Descobertas durante restauração expõem detalhes inéditos e reforçam valor cultural do espaço

Um verdadeiro tesouro histórico começou a ser revelado durante as obras de restauração do Parque Lage, na Zona Sul do Rio. Equipes de conservação identificaram pinturas originais que permaneceram escondidas por décadas sob diversas camadas de tinta no interior do palacete.

As descobertas surgiram durante o processo inicial de limpeza, etapa essencial da obra iniciada há quase um ano. Utilizando técnicas simples, como higienização com água e sabão, os restauradores começaram a recuperar as superfícies do imóvel histórico.

De acordo com o coordenador de cantaria e argamassa, Leandro Fosse, esse é o primeiro passo de um trabalho minucioso que exige cuidado para preservar as características originais da construção.

Primeira grande restauração em quase um século

Esta é considerada a primeira grande intervenção no palacete em quase 100 anos. Mesmo com a reforma ainda em andamento, já é possível notar mudanças significativas na estrutura e na aparência da fachada.

A previsão é de que as obras sejam concluídas até o fim do ano. Após a entrega, o prédio voltará a sediar a Escola de Artes Visuais, que atualmente funciona em outro endereço de forma provisória.

Além de seu valor histórico, o Parque Lage é um dos pontos turísticos mais conhecidos do Rio de Janeiro, atraindo visitantes e servindo frequentemente como cenário para produções culturais e audiovisuais.
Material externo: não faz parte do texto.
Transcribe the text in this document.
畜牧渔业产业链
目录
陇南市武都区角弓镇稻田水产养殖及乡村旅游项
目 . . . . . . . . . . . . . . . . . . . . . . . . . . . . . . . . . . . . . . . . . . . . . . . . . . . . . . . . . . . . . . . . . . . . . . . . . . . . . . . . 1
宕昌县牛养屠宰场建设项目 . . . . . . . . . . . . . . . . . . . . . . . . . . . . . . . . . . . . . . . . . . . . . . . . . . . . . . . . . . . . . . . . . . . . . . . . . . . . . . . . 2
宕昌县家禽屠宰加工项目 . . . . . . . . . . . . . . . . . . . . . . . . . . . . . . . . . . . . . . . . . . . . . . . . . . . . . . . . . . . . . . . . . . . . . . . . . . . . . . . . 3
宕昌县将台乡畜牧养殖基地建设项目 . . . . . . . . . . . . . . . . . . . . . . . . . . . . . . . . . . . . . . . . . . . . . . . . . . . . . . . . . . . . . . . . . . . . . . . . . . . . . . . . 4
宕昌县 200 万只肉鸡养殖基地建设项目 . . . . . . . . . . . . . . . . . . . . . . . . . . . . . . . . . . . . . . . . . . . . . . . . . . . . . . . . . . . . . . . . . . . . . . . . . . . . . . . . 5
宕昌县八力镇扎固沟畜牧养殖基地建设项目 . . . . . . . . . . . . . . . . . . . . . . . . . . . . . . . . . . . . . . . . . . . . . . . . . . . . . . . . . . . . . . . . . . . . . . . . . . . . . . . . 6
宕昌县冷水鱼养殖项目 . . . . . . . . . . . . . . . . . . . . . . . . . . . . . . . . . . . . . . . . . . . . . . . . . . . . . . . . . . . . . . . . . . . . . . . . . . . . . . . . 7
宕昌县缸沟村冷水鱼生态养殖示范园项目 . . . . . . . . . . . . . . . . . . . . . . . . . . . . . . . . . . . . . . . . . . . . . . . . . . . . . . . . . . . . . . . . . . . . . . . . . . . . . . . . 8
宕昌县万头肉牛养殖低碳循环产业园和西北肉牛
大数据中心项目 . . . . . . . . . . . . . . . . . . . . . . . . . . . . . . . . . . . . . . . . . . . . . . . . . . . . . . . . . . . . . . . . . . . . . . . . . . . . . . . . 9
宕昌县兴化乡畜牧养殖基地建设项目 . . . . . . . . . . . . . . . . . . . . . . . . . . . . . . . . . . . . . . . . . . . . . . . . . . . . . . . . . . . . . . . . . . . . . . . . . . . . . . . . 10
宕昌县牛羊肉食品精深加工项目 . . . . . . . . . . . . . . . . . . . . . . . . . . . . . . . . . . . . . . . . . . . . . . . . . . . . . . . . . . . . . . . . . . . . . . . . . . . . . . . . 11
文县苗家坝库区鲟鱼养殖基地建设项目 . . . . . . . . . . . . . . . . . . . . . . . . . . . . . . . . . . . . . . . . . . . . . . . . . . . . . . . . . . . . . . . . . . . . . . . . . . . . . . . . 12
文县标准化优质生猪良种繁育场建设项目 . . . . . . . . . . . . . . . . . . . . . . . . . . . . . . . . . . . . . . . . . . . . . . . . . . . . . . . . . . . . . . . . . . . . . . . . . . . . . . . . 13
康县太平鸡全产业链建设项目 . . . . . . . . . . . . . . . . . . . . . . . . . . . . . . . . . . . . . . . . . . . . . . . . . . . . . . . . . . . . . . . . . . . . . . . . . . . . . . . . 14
Descobertas revelam estilos e detalhes originais

Durante a recuperação do salão nobre, elementos decorativos dourados voltaram a aparecer, resgatando parte do luxo original do espaço. No entanto, as maiores surpresas foram encontradas nas paredes internas.

À medida que as camadas de tinta eram removidas, surgiam padrões, cores e formas até então desconhecidos. Ambientes como o antigo bar e o salão de jogos revelaram pinturas com características do estilo eclético.

Já em um dos quartos que pertenceu à cantora lírica Gabriela Besanzoni, os restauradores encontraram uma decoração lúdica, com estrelas de diferentes tamanhos em variados tons de azul.

Preservação também inclui marcas do tempo

Nem todas as pinturas descobertas serão restauradas integralmente. Parte dos painéis, principalmente os mais deteriorados, será mantida como está, evidenciando a ação do tempo sobre o imóvel.

Segundo a restauradora Alice Medina, essa decisão faz parte do conceito adotado na obra, que busca valorizar a história do prédio em todas as suas fases, inclusive os sinais de desgaste.

O projeto de restauração também ajuda a resgatar a trajetória do espaço, que teve origem ainda no período colonial como engenho de açúcar. No século XIX, a área foi transformada em parque, e, na década de 1920, o empresário Henrique Lage construiu o atual palacete no local.

Com as novas descobertas, o Parque Lage reforça sua importância como patrimônio histórico e cultural do Rio, revelando ao público detalhes inéditos de sua arquitetura e decoração.